4. sezon "Stranger Things" coraz bliżej
"Stranger Things" zdobyło serca użytkowników już wiele lat temu. Po raz pierwszy poznaliśmy tę historię w 2016 roku. Od tamtego czasu grono fanów tylko się powiększało. Teraz widzowie czekają na kolejne spotkanie z uwielbianymi postaciami. Na szczęście od premiery 4. sezonu serialu dzieli nas już zaledwie kilka dni. Do tej pory wiadomo już o kilku szczegółach związanych z fabułą. Przed samą premierą pierwszej części sezonu pojawiły się w mediach informacje techniczne. Mają one spore znaczenie dla widzów.

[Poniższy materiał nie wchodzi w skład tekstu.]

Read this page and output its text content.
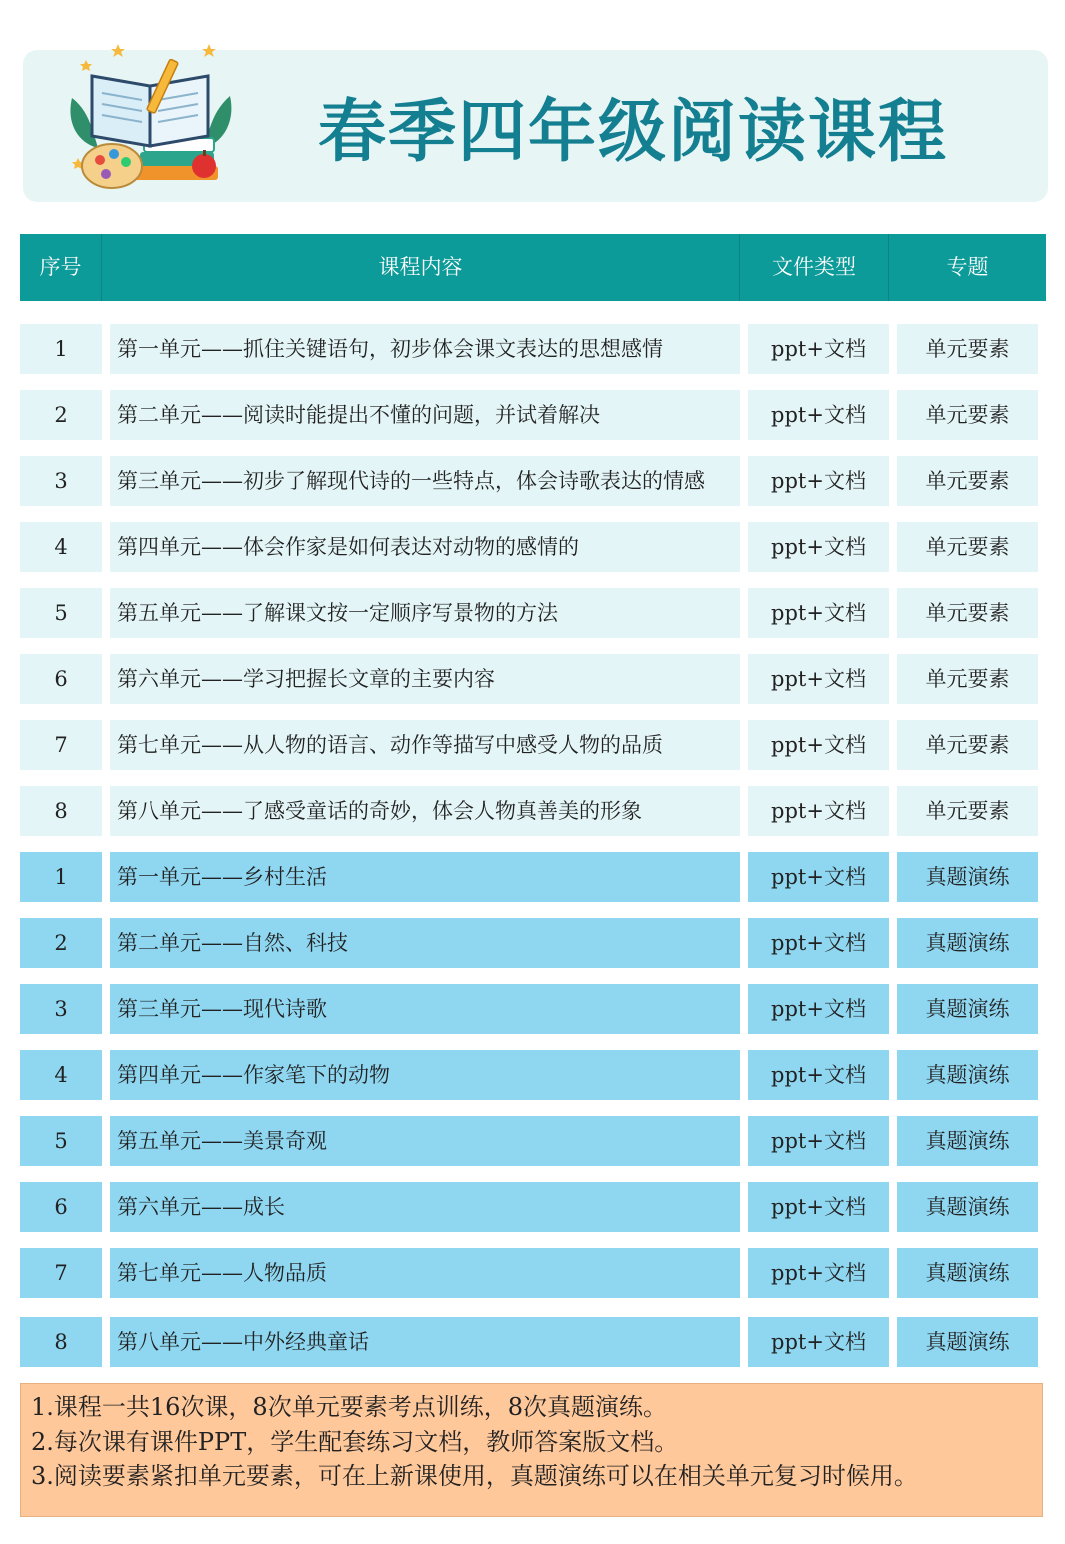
春季四年级阅读课程
序号	课程内容	文件类型	专题
1	第一单元——抓住关键语句，初步体会课文表达的思想感情	ppt+文档	单元要素
2	第二单元——阅读时能提出不懂的问题，并试着解决	ppt+文档	单元要素
3	第三单元——初步了解现代诗的一些特点，体会诗歌表达的情感	ppt+文档	单元要素
4	第四单元——体会作家是如何表达对动物的感情的	ppt+文档	单元要素
5	第五单元——了解课文按一定顺序写景物的方法	ppt+文档	单元要素
6	第六单元——学习把握长文章的主要内容	ppt+文档	单元要素
7	第七单元——从人物的语言、动作等描写中感受人物的品质	ppt+文档	单元要素
8	第八单元——了感受童话的奇妙，体会人物真善美的形象	ppt+文档	单元要素
1	第一单元——乡村生活	ppt+文档	真题演练
2	第二单元——自然、科技	ppt+文档	真题演练
3	第三单元——现代诗歌	ppt+文档	真题演练
4	第四单元——作家笔下的动物	ppt+文档	真题演练
5	第五单元——美景奇观	ppt+文档	真题演练
6	第六单元——成长	ppt+文档	真题演练
7	第七单元——人物品质	ppt+文档	真题演练
8	第八单元——中外经典童话	ppt+文档	真题演练
1.课程一共16次课，8次单元要素考点训练，8次真题演练。
2.每次课有课件PPT，学生配套练习文档，教师答案版文档。
3.阅读要素紧扣单元要素，可在上新课使用，真题演练可以在相关单元复习时候用。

Odcinki "Stranger Things" jak film pełnometrażowy
Jak już wcześniej było wiadomo, 4. sezon będzie podzielony na dwie części. Pierwszą z nich zobaczymy już 27 maja, a kolejną – 1 lipca. Razem dostaniemy 9 odcinków. Matt i Ross Duffer, którzy odpowiedzialni są za tworzenie serialu, już wcześniej mówili, że mają dla fanów coś specjalnego. Reżyserzy przyznali ostatnio, że na początku mieli inne plany. 4. sezon miał składać się z 8 odcinków, ale potrzebne było wydłużenie czasu, aby odpowiedzieć całą historię. Tak Netflix zgodził się na 9. odcinek.
Im więcej pisaliśmy, tym bardziej zdawaliśmy sobie sprawę, że potrzebujemy więcej czasu, aby pewne rzeczy mogły wskoczyć na swoje miejsce, po to by te wątki zadziałały. W pewnym momencie wiedzieliśmy, że musimy poprosić Netfliksa o dziewięć odcinków zamiast ośmiu, a kiedy zaczęliśmy kręcić, zdaliśmy sobie sprawę, że to są mega długie odcinki – wypowiedź Matta Duffera przytacza "The Wrap".
Niektóre z odcinków mają być wyjątkowo długie. Będą przypominały bardziej film pełnometrażowy niż serial. Ostatni epizod ma trwać ponad 2 godziny. Dla fanów "Stranger Things" jest to na pewno powód do radości. Będą mogli więcej czasu spędzić z ulubionymi bohaterami.
Pierwsza część 4. sezonu "Stranger Things" już 27 maja na Netflixie!
A wy czekacie na najnowszy sezon "Stranger Things"?